In 2012, Janneh moved from the coast of Sierra Leone to Hampton, Virginia, where he attended Hampton University on a full academic scholarship. The first few days were unbearable, mainly due to weather and the food, said Janneh. But with the help of friends and a family atmosphere at Hampton University, he was able to cope. In addition, Janneh said, “I experienced my first ever snow that year at Hampton—I literally went outside just to touch and feel the snowfall.”

Growing up in underprivileged communities for most of his life, Janneh saw firsthand the devasting impact of cancer in those communities. Unfortunately, low-income communities have the highest death rate for most cancer types, and he wants his research to help reduce that tormenting fact. His long-term goal is to utilize his current graduate school training at MUSC to advance his scientific career in academia, focusing on understanding signaling pathways involved in cancer metastasis.

His research experience started in his undergraduate years. He joined Dr. Michelle Claville’s research lab and focused on understanding the effects of free radicals such as peroxynitrite and hypochlorite on methionine and the impact on age-related diseases. This study resulted in a poster presentation at the 71st Joint Annual Meeting of the Beta Kappa Chi and the National Institute of Science at Prairie View A&M University, Houston, Texas.

While at Hampton, he was also accepted into Virginia Tech and UCLA’s Summer Undergraduate Research Programs during the 2013 and 2014 summers. His internship at Virginia Tech in Dr. Michael Philen’s lab presented the opportunity for his first scientific publication.

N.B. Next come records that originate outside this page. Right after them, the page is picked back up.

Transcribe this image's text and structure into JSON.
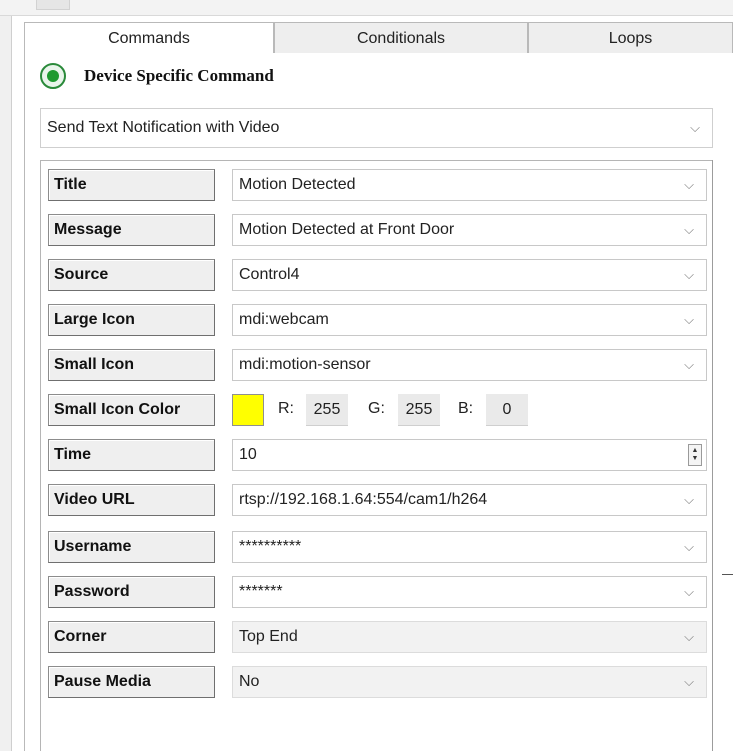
{
  "tabs": [
    {
      "label": "Commands",
      "active": true
    },
    {
      "label": "Conditionals",
      "active": false
    },
    {
      "label": "Loops",
      "active": false
    }
  ],
  "command_type": {
    "label": "Device Specific Command",
    "selected": true
  },
  "command_select": {
    "value": "Send Text Notification with Video"
  },
  "params": {
    "title": {
      "label": "Title",
      "value": "Motion Detected"
    },
    "message": {
      "label": "Message",
      "value": "Motion Detected at Front Door"
    },
    "source": {
      "label": "Source",
      "value": "Control4"
    },
    "large_icon": {
      "label": "Large Icon",
      "value": "mdi:webcam"
    },
    "small_icon": {
      "label": "Small Icon",
      "value": "mdi:motion-sensor"
    },
    "small_icon_color": {
      "label": "Small Icon Color",
      "swatch": "#ffff00",
      "r_label": "R:",
      "r": "255",
      "g_label": "G:",
      "g": "255",
      "b_label": "B:",
      "b": "0"
    },
    "time": {
      "label": "Time",
      "value": "10"
    },
    "video_url": {
      "label": "Video URL",
      "value": "rtsp://192.168.1.64:554/cam1/h264"
    },
    "username": {
      "label": "Username",
      "value": "**********"
    },
    "password": {
      "label": "Password",
      "value": "*******"
    },
    "corner": {
      "label": "Corner",
      "value": "Top End"
    },
    "pause_media": {
      "label": "Pause Media",
      "value": "No"
    }
  },
  "icons": {
    "dropdown": "chevron-down-icon",
    "spinner": "spinner-arrows-icon",
    "radio": "radio-selected-icon"
  },
  "colors": {
    "radio_accent": "#1e9a2f",
    "swatch": "#ffff00"
  }
}
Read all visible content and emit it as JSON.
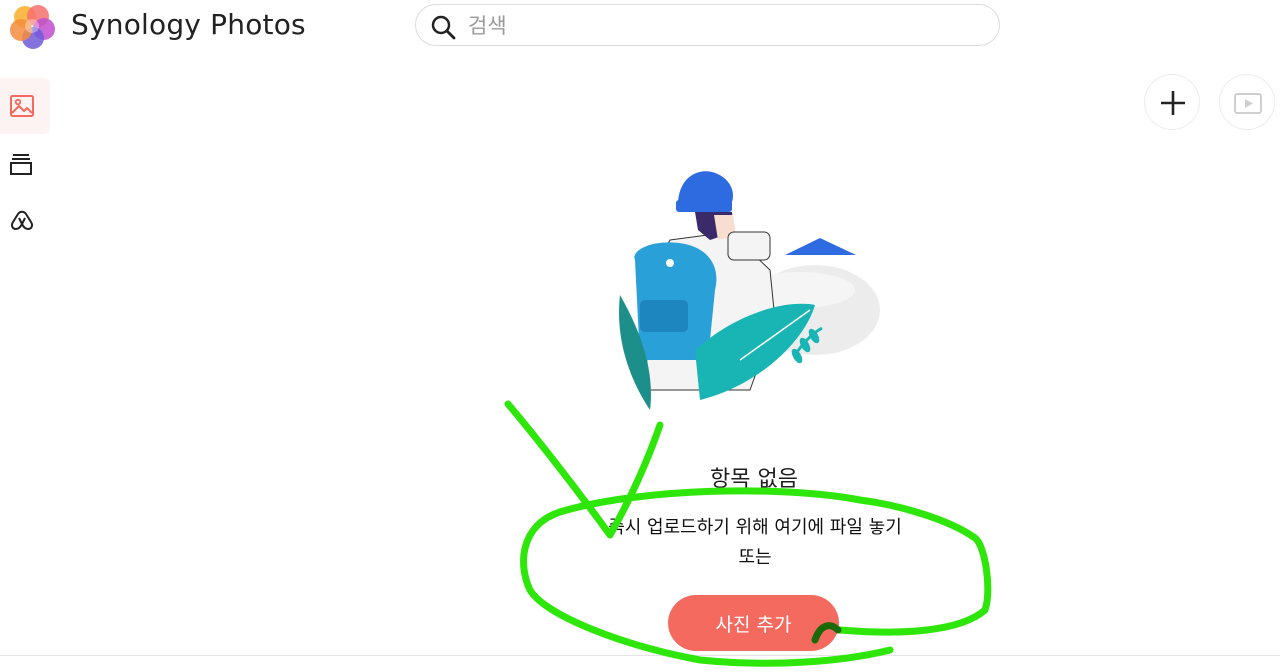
{
  "app": {
    "title": "Synology Photos",
    "logo_icon": "synology-photos-logo"
  },
  "search": {
    "placeholder": "검색",
    "value": "",
    "icon": "search-icon"
  },
  "sidebar": {
    "items": [
      {
        "icon": "photo-icon",
        "active": true
      },
      {
        "icon": "albums-icon",
        "active": false
      },
      {
        "icon": "shared-space-icon",
        "active": false
      }
    ]
  },
  "toolbar": {
    "add_icon": "plus-icon",
    "slideshow_icon": "slideshow-icon"
  },
  "empty_state": {
    "title": "항목 없음",
    "description": "즉시 업로드하기 위해 여기에 파일 놓기",
    "or_text": "또는",
    "add_button_label": "사진 추가"
  },
  "colors": {
    "accent": "#f56a5f",
    "active_nav_bg": "#fdf3f2",
    "annotation_green": "#2ee60a"
  }
}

He presented his research project from Virginia Tech on smart biomaterials at the Emerging Researchers National Conference in Washington, D.C., and won first place for his poster presentation.

For his one-year master’s program at Brandeis University, he worked in Dr. Bruce Goode’s lab to understand the molecular basis of actin cytoskeleton remodeling in yeast. The project focus was to elucidate the intracellular transport of secretory vesicles on actin chains. This understanding is clinically relevant for neuromuscular disorders like amyotrophic lateral sclerosis (ALS).

For his current Ph.D. training at MUSC, he is studying signaling mechanisms in cancer metastasis under Dr. Besim Ogretmen, an internationally recognized scientist in the cancer biology field. In 2020, when the COVID-19 pandemic was at its peak, the Ogretmen lab wanted to contribute to the field to help end the pandemic. As the lead author of this study, Janneh discovered a novel sphingolipid biomarker that can predict symptomatic vs. asymptomatic COVID-19 patients. This study was published in Scientific Reports on July 9, 2021, and has since gained impressive online attention with an altimetric score of over 200 with 15,000 accesses to date.

“I hope to advance cancer therapeutics by discovering specific molecular pathways and novel therapeutic targets in metastasized cancers. I also want to advocate for the recognition and solution of health disparities and the accessibility of cancer treatments and preventions to all, especially to the underprivileged populations,” said Janneh.

We asked Alhaji to share some of his thoughts about science and his MUSC experiences.

What drives your commitment to science?

The pure joy of solving a real-life disease - jigsaw puzzles - that will ultimately help humankind is what motivates me to do science. In the lab, I enjoy the creativity and the innovative skills that science offers me in solving problems. Indeed, science gives me a sense of wonder and the desire to learn and understand complex diseases.

How has your experience at MUSC and the College of Graduate Studies impacted your approach to science and opportunities for the future?

My MUSC experience has been invaluable. While at MUSC, I have developed both technical and professional skills needed to become an independent scientist. The interdisciplinary curriculum provided by the College of Graduate Studies allows me to integrate novel ideas and make connections across different fields in solving a research question—which has really deepened my learning experiences. The emphasis on research collaboration at MUSC has also strengthened my scientific reasoning skills. As a graduate student, I have the opportunity to collaborate with faculty members from other research institutions around the country.

Going forward, what things do you think MUSC and CGS should be focusing on for the future?

I think MUSC and CGS should focus more on career counseling events for their graduate students. For instance, at what stage should a Ph.D. student start applying for a post-doc position? How can a Ph.D. student search for post-doc positions? And where to search? What about those students that are interested in industry positions? When can they start applying for such positions? I believe these are some of the questions that could be answered in a frequent career counseling event for graduate students at MUSC. In addition, a career coach at the CGS office would also be invaluable to graduate students.